Reaching Mainstream Consumers:
The "invisible robot" concept didn’t resonate as tech fatigue set in; consumers wanted more agency and confidence.
“The customer wanted confidence that they could control where the Roomba cleaned and the Roomba would be safe...” (Colin Angle, 49:50)
Product Diversification—Success and Failure:
iRobot’s attempts at a mopping robot (Scuba) and lawn mowing robot (Terra) didn’t take off, but their experience shaped the company’s shift toward smart home integration.
Market Disruption:
U.S.-China tariffs, Covid, supply chain chaos, and low-cost overseas competition battered iRobot.
"We were spending $22 on a half a cent resistor so that we could actually build a Roomba." (Colin Angle, 54:35)
The Amazon Deal & Its Collapse:
Amazon’s $1.7 billion buyout bid would have boosted global reach and smart-home synergy, but U.S. and EU regulators blocked the deal.
"We made the decision when it was clear that the European Commission and the FTC were blocking this deal. And the FTC blocked this deal knowing that they were effectively putting iRobot in a box and handing it to somebody else." (Colin Angle, 56:54)
"The biggest loser was the hundreds of products, innovative products that could have come out as a result of this merger." (Colin Angle, 58:57)
Aftermath:
iRobot was ultimately sold to a Chinese competitor, transferring dozens of patents and extensive know-how overseas—“We used to, past tense, lead ... China does.” (Colin Angle, 59:17)
Onward to New Projects:
Angle is already working in stealth mode on a new robotics venture, leveraging generative AI.
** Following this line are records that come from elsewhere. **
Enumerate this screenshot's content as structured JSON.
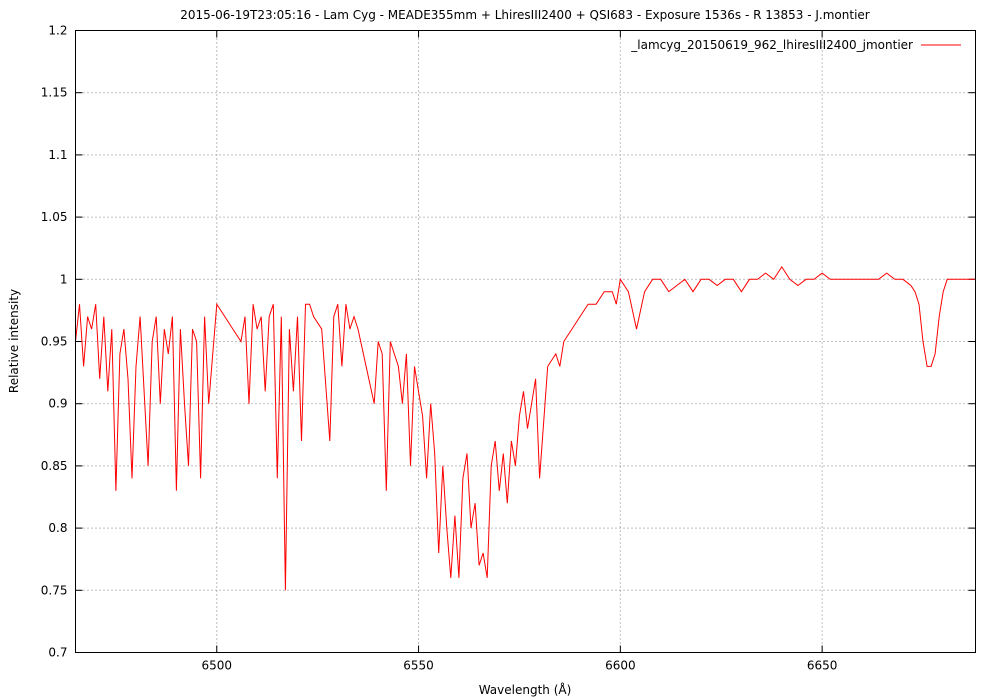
{
  "chart_data": {
    "type": "line",
    "title": "2015-06-19T23:05:16 - Lam Cyg - MEADE355mm + LhiresIII2400 + QSI683 - Exposure 1536s - R 13853 - J.montier",
    "xlabel": "Wavelength (Å)",
    "ylabel": "Relative intensity",
    "xlim": [
      6465,
      6688
    ],
    "ylim": [
      0.7,
      1.2
    ],
    "grid": true,
    "legend_position": "top-right",
    "x_ticks": [
      6500,
      6550,
      6600,
      6650
    ],
    "x_tick_labels": [
      "6500",
      "6550",
      "6600",
      "6650"
    ],
    "y_ticks": [
      0.7,
      0.75,
      0.8,
      0.85,
      0.9,
      0.95,
      1,
      1.05,
      1.1,
      1.15,
      1.2
    ],
    "y_tick_labels": [
      "0.7",
      "0.75",
      "0.8",
      "0.85",
      "0.9",
      "0.95",
      "1",
      "1.05",
      "1.1",
      "1.15",
      "1.2"
    ],
    "series": [
      {
        "name": "_lamcyg_20150619_962_lhiresIII2400_jmontier",
        "color": "#ff0000",
        "x": [
          6465,
          6466,
          6467,
          6468,
          6469,
          6470,
          6471,
          6472,
          6473,
          6474,
          6475,
          6476,
          6477,
          6478,
          6479,
          6480,
          6481,
          6482,
          6483,
          6484,
          6485,
          6486,
          6487,
          6488,
          6489,
          6490,
          6491,
          6492,
          6493,
          6494,
          6495,
          6496,
          6497,
          6498,
          6500,
          6502,
          6504,
          6506,
          6507,
          6508,
          6509,
          6510,
          6511,
          6512,
          6513,
          6514,
          6515,
          6516,
          6517,
          6518,
          6519,
          6520,
          6521,
          6522,
          6523,
          6524,
          6526,
          6528,
          6529,
          6530,
          6531,
          6532,
          6533,
          6534,
          6535,
          6537,
          6539,
          6540,
          6541,
          6542,
          6543,
          6544,
          6545,
          6546,
          6547,
          6548,
          6549,
          6550,
          6551,
          6552,
          6553,
          6554,
          6555,
          6556,
          6557,
          6558,
          6559,
          6560,
          6561,
          6562,
          6563,
          6564,
          6565,
          6566,
          6567,
          6568,
          6569,
          6570,
          6571,
          6572,
          6573,
          6574,
          6575,
          6576,
          6577,
          6578,
          6579,
          6580,
          6582,
          6584,
          6585,
          6586,
          6588,
          6590,
          6592,
          6594,
          6596,
          6598,
          6599,
          6600,
          6602,
          6604,
          6606,
          6608,
          6610,
          6612,
          6614,
          6616,
          6618,
          6620,
          6622,
          6624,
          6626,
          6628,
          6630,
          6632,
          6634,
          6636,
          6638,
          6640,
          6642,
          6644,
          6646,
          6648,
          6650,
          6652,
          6654,
          6656,
          6658,
          6660,
          6662,
          6664,
          6666,
          6668,
          6670,
          6672,
          6673,
          6674,
          6675,
          6676,
          6677,
          6678,
          6679,
          6680,
          6681,
          6682,
          6684,
          6686,
          6688
        ],
        "y": [
          0.95,
          0.98,
          0.93,
          0.97,
          0.96,
          0.98,
          0.92,
          0.97,
          0.91,
          0.96,
          0.83,
          0.94,
          0.96,
          0.92,
          0.84,
          0.93,
          0.97,
          0.91,
          0.85,
          0.95,
          0.97,
          0.9,
          0.96,
          0.94,
          0.97,
          0.83,
          0.96,
          0.9,
          0.85,
          0.96,
          0.95,
          0.84,
          0.97,
          0.9,
          0.98,
          0.97,
          0.96,
          0.95,
          0.97,
          0.9,
          0.98,
          0.96,
          0.97,
          0.91,
          0.97,
          0.98,
          0.84,
          0.97,
          0.75,
          0.96,
          0.91,
          0.97,
          0.87,
          0.98,
          0.98,
          0.97,
          0.96,
          0.87,
          0.97,
          0.98,
          0.93,
          0.98,
          0.96,
          0.97,
          0.96,
          0.93,
          0.9,
          0.95,
          0.94,
          0.83,
          0.95,
          0.94,
          0.93,
          0.9,
          0.94,
          0.85,
          0.93,
          0.91,
          0.89,
          0.84,
          0.9,
          0.86,
          0.78,
          0.85,
          0.8,
          0.76,
          0.81,
          0.76,
          0.84,
          0.86,
          0.8,
          0.82,
          0.77,
          0.78,
          0.76,
          0.85,
          0.87,
          0.83,
          0.86,
          0.82,
          0.87,
          0.85,
          0.89,
          0.91,
          0.88,
          0.9,
          0.92,
          0.84,
          0.93,
          0.94,
          0.93,
          0.95,
          0.96,
          0.97,
          0.98,
          0.98,
          0.99,
          0.99,
          0.98,
          1.0,
          0.99,
          0.96,
          0.99,
          1.0,
          1.0,
          0.99,
          0.995,
          1.0,
          0.99,
          1.0,
          1.0,
          0.995,
          1.0,
          1.0,
          0.99,
          1.0,
          1.0,
          1.005,
          1.0,
          1.01,
          1.0,
          0.995,
          1.0,
          1.0,
          1.005,
          1.0,
          1.0,
          1.0,
          1.0,
          1.0,
          1.0,
          1.0,
          1.005,
          1.0,
          1.0,
          0.995,
          0.99,
          0.98,
          0.95,
          0.93,
          0.93,
          0.94,
          0.97,
          0.99,
          1.0,
          1.0,
          1.0,
          1.0,
          1.0
        ]
      }
    ]
  }
}
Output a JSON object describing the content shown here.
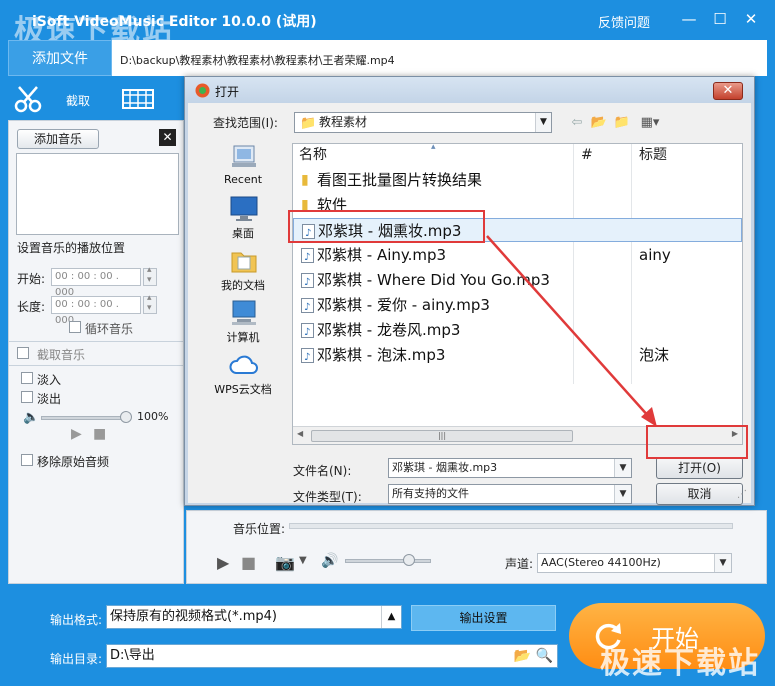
{
  "titlebar": {
    "app_title": "iSoft VideoMusic Editor 10.0.0 (试用)",
    "watermark": "极速下载站",
    "feedback": "反馈问题",
    "min_glyph": "—",
    "max_glyph": "☐",
    "close_glyph": "✕"
  },
  "tabs": {
    "add_file": "添加文件",
    "current_path": "D:\\backup\\教程素材\\教程素材\\教程素材\\王者荣耀.mp4",
    "crop": "截取"
  },
  "left_panel": {
    "add_music": "添加音乐",
    "close_glyph": "✕",
    "set_position": "设置音乐的播放位置",
    "start_label": "开始:",
    "start_value": "00 : 00 : 00 . 000",
    "length_label": "长度:",
    "length_value": "00 : 00 : 00 . 000",
    "loop_music": "循环音乐",
    "crop_music": "截取音乐",
    "fade_in": "淡入",
    "fade_out": "淡出",
    "volume_percent": "100%",
    "remove_original": "移除原始音频"
  },
  "main_area": {
    "music_position": "音乐位置:",
    "channel_label": "声道:",
    "channel_value": "AAC(Stereo 44100Hz)"
  },
  "bottom_bar": {
    "output_format_label": "输出格式:",
    "output_format_value": "保持原有的视频格式(*.mp4)",
    "output_settings": "输出设置",
    "output_dir_label": "输出目录:",
    "output_dir_value": "D:\\导出",
    "start_button": "开始",
    "watermark": "极速下载站"
  },
  "dialog": {
    "title": "打开",
    "close_glyph": "✕",
    "look_in_label": "查找范围(I):",
    "look_in_value": "教程素材",
    "places": [
      {
        "label": "Recent"
      },
      {
        "label": "桌面"
      },
      {
        "label": "我的文档"
      },
      {
        "label": "计算机"
      },
      {
        "label": "WPS云文档"
      }
    ],
    "columns": {
      "name": "名称",
      "number": "#",
      "title": "标题"
    },
    "files": [
      {
        "name": "看图王批量图片转换结果",
        "title": "",
        "type": "folder"
      },
      {
        "name": "软件",
        "title": "",
        "type": "folder"
      },
      {
        "name": "邓紫琪 - 烟熏妆.mp3",
        "title": "",
        "type": "audio"
      },
      {
        "name": "邓紫棋 - Ainy.mp3",
        "title": "ainy",
        "type": "audio"
      },
      {
        "name": "邓紫棋 - Where Did You Go.mp3",
        "title": "",
        "type": "audio"
      },
      {
        "name": "邓紫棋 - 爱你 - ainy.mp3",
        "title": "",
        "type": "audio"
      },
      {
        "name": "邓紫棋 - 龙卷风.mp3",
        "title": "",
        "type": "audio"
      },
      {
        "name": "邓紫棋 - 泡沫.mp3",
        "title": "泡沫",
        "type": "audio"
      }
    ],
    "filename_label": "文件名(N):",
    "filename_value": "邓紫琪 - 烟熏妆.mp3",
    "filetype_label": "文件类型(T):",
    "filetype_value": "所有支持的文件",
    "open_button": "打开(O)",
    "cancel_button": "取消"
  },
  "colors": {
    "brand_blue": "#1d8fe0",
    "start_orange": "#ff9a1f",
    "annotation_red": "#e03a3a",
    "selection_bg": "#e5f1fb"
  }
}
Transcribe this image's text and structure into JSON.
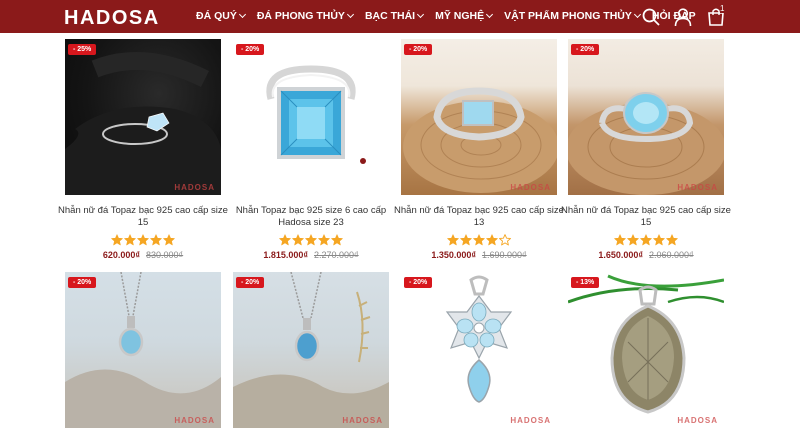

“Absolutely. It is in robotics, it's in consumer robots. It's taking advantage of this amazing new toolkit, generative AI, and using these generative tools to control robots. Because I'm still who I am. I'm still this builder.” (Colin Angle, 60:39)
Reflections on Grit and Serendipity:
“The journey had some amazing serendipitous moments, but they were enabled by sitting back and actually doing the work. ... I’ve got one big disappointment and thousands of bright shining moments of innovation and steps forward. And I like those odds.” (Colin Angle, 62:06)
The episode is candid, humorous, and often self-deprecating, with Colin Angle’s “builder’s optimism” shining through. Stories are rich in nerdy technical detail but grounded in business and brand lessons — from scrappy beginnings to hard-won, sometimes bittersweet, finale. Throughout, the tone is conversational and focused on real setbacks, problem-solving, and unshakable curiosity.
For listeners and aspiring entrepreneurs, this episode is a masterclass in resilience, the messy evolution of an iconic brand, and the relentless drive to build, adapt, and try again—no matter the outcome.